Perez H D, Holmes R, Vilander L R, Adams R R, Manzana W, Jolley D, Andrews W H
Department of Medicine, University of California, San Francisco 94143.
J Biol Chem. 1993 Feb 5;268(4):2292-5.
We have begun to study the structural requirements for the binding of formyl peptides to their specific receptors. As an initial approach, we constructed C5a-formyl peptide receptor chimeras. Unique (and identical) restriction sites were introduced within the transmembrane domains of these receptors that allowed for the exchange of specific areas. Four types of chimeric receptors were generated. 1) The C5a receptor was progressively substituted by the formyl peptide receptor. 2) The formyl peptide receptor was progressively substituted by the C5a receptor. 3) Specific domains of the C5a receptor were substituted by the corresponding domain of the formyl peptide receptor. 4) Specific domains of the formyl peptide receptor were replaced by the same corresponding domain of the C5a receptor. Wild type and chimeric receptors were transfected into COS 7 cells and their ability to bind formyl peptide determined, taking into account efficiency of transfection and expression of chimeric protein. Based on these results, a ligand binding model is presented in which the second, third, and fourth extracellular (and/or their transmembrane) domains together with the first transmembrane domain form a ligand binding pocket for formyl peptides. It is proposed that the amino-terminal domain plays a role by presumably providing a "lid" to the pocket. The carboxyl-terminal cytoplasmic tail appears to modulate ligand binding by regulating receptor affinity.

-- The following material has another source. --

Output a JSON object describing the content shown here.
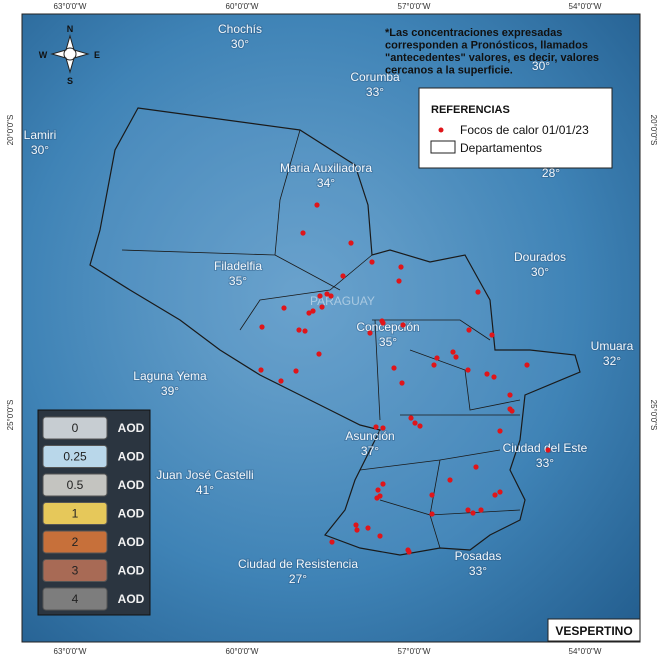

我们已开始研究甲酰肽与其特异性受体结合的结构要求。作为初步方法,我们构建了C5a-甲酰肽受体嵌合体。在这些受体的跨膜结构域内引入了独特(且相同)的限制性酶切位点,这使得特定区域能够进行交换。产生了四种类型的嵌合受体。1)C5a受体逐渐被甲酰肽受体取代。2)甲酰肽受体逐渐被C5a受体取代。3)C5a受体的特定结构域被甲酰肽受体的相应结构域取代。4)甲酰肽受体的特定结构域被C5a受体的相同相应结构域替换。将野生型和嵌合受体转染到COS 7细胞中,并测定它们结合甲酰肽的能力,同时考虑转染效率和嵌合蛋白的表达。基于这些结果,提出了一种配体结合模型,其中第二、第三和第四细胞外(和/或其跨膜)结构域与第一个跨膜结构域共同形成甲酰肽的配体结合口袋。有人提出,氨基末端结构域可能通过为口袋提供一个“盖子”发挥作用。羧基末端胞质尾巴似乎通过调节受体亲和力来调节配体结合。